Apresentando as sínteses
sobre o pronome TU do Sul, Norte e Nordeste em contrapartida com o do Sudeste e
Cento-oeste, as autoras apresentam os resultados dizendo que na região Sul,
especificamente no Rio Grande do Sul e em Santa Catarina, pode-se afirmar que
esse pronome é interno ao sistema e que o efeito da faixa etária, anteriormente
citado, está associado à formalidade intimidade, havendo dessa forma uma
variação estável entre as formas TU e VOCÊ. No Nordeste, no interior da Bahia e
Maranhão o pronome TU é igualmente interno ao sistema linguístico, mas na faixa
etária haver um acréscimo do pronome TU. No Norte, em Tefé e Amazônia, foi
associado por um dos autores pesquisados a uma semântica baseada na
solidariedade.
Puderam notar ainda que apesar
de haver um comportamento diferenciado entre os falantes das cidades do Sul,
Nordeste e Norte pesquisadas, em caso de variação estável (Sul) e mudança
abaixo do nível de consciência social (Norte e Nordeste), há uma tendência
notável de as mulheres usarem o pronome TU mais frequentemente do que os
homens. Porém não há uma associação clara de prestígio ou de desvio das normas pré-estabelecidas
em relação às formas TU ou VOCÊ, como dizia Labov. Elas dizem que esta
associação se dá, às vezes, à questão da não concordância com o pronome TU, mas
não claramente com a forma TU ou VOCÊ.
No geral, Scherre e
Yacovenco associam o uso mais frequente de TU por parte das mulheres nas
regiões Sul, Nordeste e Norte, quando esse pronome for um traço mais
geral ou de fácil registro e marcar a identidade geográfica dos
falantes.
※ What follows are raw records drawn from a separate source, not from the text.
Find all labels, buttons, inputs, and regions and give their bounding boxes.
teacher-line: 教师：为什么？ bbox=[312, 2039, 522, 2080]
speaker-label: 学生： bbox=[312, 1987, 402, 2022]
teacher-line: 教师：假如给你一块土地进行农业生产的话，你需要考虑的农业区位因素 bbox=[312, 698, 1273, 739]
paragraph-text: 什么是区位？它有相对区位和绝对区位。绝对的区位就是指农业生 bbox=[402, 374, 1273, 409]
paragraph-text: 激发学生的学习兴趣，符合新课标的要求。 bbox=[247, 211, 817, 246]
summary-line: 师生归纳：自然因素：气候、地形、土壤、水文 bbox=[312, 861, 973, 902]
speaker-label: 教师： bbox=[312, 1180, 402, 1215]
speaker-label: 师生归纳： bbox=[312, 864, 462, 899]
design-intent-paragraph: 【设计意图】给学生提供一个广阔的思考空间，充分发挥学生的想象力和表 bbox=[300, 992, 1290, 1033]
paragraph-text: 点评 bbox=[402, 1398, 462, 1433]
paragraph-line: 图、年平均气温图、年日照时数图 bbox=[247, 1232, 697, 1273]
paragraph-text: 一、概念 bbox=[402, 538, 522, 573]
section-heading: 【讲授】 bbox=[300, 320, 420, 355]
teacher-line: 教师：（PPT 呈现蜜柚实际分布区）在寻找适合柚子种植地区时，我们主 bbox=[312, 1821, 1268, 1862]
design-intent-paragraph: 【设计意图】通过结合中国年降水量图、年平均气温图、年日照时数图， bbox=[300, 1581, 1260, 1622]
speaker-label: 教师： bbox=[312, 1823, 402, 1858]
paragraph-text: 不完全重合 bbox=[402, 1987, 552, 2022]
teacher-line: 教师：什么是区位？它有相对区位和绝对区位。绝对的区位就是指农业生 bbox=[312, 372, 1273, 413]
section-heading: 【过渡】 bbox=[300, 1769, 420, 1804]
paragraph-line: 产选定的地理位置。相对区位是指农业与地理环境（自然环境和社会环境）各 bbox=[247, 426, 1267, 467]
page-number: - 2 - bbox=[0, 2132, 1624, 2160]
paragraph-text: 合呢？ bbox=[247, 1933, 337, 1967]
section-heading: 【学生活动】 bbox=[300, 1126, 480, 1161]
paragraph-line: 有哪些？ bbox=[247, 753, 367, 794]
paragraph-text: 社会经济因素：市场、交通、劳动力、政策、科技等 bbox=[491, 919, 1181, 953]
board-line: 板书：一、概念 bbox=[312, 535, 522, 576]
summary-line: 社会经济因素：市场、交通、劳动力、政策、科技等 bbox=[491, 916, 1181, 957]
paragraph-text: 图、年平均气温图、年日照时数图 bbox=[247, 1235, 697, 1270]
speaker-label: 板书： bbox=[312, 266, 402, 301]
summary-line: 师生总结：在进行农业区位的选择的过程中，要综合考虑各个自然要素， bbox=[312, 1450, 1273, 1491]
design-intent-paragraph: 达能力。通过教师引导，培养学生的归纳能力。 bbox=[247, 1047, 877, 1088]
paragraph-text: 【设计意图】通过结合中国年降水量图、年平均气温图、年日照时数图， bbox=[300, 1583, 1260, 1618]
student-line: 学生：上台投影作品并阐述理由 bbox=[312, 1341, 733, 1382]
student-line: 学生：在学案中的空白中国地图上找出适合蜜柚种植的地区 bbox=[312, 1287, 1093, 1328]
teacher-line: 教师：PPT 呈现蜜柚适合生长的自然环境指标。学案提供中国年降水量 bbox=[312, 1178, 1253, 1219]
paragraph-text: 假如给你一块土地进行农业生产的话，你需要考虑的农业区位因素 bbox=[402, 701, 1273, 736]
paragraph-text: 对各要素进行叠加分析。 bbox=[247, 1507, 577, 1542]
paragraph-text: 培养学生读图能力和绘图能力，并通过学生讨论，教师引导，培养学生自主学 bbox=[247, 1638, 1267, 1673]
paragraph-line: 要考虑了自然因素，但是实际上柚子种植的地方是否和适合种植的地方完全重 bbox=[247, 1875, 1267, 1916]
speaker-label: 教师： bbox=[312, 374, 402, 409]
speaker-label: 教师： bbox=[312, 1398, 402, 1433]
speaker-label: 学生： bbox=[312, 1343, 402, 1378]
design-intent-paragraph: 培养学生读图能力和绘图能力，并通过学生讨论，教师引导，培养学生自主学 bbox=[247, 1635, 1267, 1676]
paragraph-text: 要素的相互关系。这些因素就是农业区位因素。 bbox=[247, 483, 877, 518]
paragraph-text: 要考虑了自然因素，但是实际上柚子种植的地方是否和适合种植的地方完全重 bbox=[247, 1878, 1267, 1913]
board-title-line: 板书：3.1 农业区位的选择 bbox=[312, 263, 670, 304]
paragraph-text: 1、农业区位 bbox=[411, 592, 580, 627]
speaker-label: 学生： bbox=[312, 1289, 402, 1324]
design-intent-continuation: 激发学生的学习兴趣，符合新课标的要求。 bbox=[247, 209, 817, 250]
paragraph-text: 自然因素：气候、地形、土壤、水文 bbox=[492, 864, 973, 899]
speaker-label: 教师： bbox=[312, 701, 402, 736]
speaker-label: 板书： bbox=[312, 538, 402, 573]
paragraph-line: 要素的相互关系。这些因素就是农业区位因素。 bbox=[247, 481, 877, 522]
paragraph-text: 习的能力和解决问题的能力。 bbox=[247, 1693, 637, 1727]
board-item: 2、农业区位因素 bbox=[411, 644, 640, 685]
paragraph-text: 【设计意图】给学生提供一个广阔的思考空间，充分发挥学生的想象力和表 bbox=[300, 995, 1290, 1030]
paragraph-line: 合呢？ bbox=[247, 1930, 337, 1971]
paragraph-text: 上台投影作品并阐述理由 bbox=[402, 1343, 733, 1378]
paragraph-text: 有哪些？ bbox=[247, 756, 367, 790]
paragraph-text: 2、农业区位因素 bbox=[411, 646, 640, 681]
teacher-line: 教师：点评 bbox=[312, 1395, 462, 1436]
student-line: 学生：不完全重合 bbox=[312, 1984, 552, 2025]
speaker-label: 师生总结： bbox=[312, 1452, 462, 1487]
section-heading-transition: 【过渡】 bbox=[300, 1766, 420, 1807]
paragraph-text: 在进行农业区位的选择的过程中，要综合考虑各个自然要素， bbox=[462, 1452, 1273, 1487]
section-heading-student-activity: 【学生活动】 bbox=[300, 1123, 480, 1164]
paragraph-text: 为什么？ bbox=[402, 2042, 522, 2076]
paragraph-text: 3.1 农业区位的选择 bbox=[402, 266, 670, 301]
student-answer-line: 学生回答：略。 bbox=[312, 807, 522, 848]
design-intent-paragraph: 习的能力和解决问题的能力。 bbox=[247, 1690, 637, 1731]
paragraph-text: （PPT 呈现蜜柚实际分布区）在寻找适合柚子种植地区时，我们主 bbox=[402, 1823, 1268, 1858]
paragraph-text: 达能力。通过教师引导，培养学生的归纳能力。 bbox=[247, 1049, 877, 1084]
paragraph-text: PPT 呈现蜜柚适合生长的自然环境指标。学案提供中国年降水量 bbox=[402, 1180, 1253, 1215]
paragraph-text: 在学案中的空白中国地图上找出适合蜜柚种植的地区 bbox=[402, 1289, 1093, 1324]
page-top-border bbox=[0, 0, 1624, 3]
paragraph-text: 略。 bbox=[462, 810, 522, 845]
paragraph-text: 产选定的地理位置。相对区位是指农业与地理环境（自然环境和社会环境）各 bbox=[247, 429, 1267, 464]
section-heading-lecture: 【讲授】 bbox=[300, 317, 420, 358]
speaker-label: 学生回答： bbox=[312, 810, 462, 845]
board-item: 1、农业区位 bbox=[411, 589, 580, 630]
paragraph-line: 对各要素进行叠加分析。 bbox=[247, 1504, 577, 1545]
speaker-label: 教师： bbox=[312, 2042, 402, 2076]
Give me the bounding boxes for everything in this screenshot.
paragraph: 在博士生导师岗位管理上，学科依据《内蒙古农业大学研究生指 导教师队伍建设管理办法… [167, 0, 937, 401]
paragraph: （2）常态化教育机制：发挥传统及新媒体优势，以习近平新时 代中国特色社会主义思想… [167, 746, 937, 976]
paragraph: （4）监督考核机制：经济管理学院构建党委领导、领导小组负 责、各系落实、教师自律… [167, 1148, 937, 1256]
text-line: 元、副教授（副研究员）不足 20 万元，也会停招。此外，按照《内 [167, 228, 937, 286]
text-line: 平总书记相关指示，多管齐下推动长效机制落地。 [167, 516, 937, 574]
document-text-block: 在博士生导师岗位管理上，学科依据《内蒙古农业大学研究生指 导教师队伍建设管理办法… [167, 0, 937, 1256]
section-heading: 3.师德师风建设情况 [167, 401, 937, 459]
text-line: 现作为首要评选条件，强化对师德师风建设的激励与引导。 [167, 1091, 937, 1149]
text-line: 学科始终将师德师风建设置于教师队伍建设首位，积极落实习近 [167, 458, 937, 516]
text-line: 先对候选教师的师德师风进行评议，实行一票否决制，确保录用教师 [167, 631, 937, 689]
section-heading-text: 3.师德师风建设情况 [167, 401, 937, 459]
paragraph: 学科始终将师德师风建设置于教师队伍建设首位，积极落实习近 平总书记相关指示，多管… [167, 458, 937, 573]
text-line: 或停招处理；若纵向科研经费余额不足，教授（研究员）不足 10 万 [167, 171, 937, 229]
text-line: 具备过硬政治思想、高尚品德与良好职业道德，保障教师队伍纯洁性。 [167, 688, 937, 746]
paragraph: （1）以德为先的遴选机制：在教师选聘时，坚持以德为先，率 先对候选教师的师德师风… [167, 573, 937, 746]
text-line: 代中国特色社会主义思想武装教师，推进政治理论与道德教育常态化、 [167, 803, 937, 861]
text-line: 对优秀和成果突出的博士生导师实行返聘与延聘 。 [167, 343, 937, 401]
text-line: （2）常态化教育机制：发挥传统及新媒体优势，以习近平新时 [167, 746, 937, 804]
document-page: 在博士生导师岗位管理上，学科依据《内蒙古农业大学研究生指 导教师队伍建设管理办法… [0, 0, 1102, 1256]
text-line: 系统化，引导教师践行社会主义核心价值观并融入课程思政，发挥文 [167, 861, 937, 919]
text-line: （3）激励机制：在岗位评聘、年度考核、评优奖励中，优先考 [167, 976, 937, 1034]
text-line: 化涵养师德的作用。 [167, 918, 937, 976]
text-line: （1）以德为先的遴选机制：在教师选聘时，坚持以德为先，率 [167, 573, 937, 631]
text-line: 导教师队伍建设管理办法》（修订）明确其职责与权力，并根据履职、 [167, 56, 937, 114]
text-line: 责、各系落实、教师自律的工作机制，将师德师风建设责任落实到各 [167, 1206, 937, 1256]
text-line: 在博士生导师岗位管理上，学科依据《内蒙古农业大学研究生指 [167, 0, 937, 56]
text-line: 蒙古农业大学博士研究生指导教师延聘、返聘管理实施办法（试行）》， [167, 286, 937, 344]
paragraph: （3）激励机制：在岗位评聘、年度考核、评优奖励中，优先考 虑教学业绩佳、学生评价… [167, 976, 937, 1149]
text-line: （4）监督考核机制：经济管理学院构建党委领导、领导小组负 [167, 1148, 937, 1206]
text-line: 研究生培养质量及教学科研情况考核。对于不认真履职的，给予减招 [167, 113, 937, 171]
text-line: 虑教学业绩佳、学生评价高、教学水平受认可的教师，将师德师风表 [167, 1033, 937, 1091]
E associam o uso menos frequente de TU por parte das mulheres
nas regiões Sudeste e Centro-Oeste, quando esse pronome for um traço menos
geral ou de difícil registro e não marcar a identidade geográfica dos falantes,
mas interação solidária ou de maior proximidade entre os falantes (logo,
os homens estão à frente, quando esse pronome for um traço mais específico,
marcando relações solidárias entre grupos mais coesos).
No segundo tópico da
pesquisa, “Fatos adicionais: o imperativo
gramatical (mudança from below) e a concordância verbal no
português brasileiro (mudança from above)”, fazendo algumas
generalizações sobre o efeito do gênero na variação e na mudança linguística a
partir dos três fenômenos anteriormente mencionados, que são os pronomes de
segunda pessoa, o imperativo e a concordância verbal, é observado que a
variação dos pronomes de segunda pessoa no português brasileiro apresenta
características diversas, a depender da comunidade analisada. Sobre a variação
do imperativo, nas pesquisas realizadas, Cardoso (2009: 108-109; Cardoso &
Scherre, a sair) observou que, ao lado da variável sócio-dentitária há também a
variável gênero, com as mulheres favorecendo mais do que os homens as formas
imperativas associadas ao indicativo. No caso da concordância verbal, a
presença de concordância nas áreas urbanas é também a forma mais recorrente em
termos médios. Além de ser a menos marcada socialmente: fazer concordância é
que o esperado pela sociedade. Neste caso, s autoras concluem que também as
mulheres estão à frente dos homens nos processos de mudança da concordância em
direção à forma menos marcada.
Por fim, no terceiro e
último tópico, “Em busca de
generalizações subjacentes ao efeito do gênero na variação e na mudança
linguística”, após serem feitas algumas proposições a partir dos três fenômenos
apresentados anteriormente, que nas generalizações é dito que em configurações
menos marcadas - e não necessariamente
mais prestigiadas - as mulheres estão à frente na variação ou na mudança. E em configurações
mais marcadas - e não necessariamente menos prestigiadas – os homens estão à
frente na variação ou na mudança. As autoras finalizam dizendo que a questão da
marcação das formas linguísticas tem de fazer parte de suas reflexões, na busca
do entendimento mais integrado da variável gênero. Segundo Labov “é o
comportamento não conformista das mulheres que faz delas as líderes da mudança,
não seu gênero.”.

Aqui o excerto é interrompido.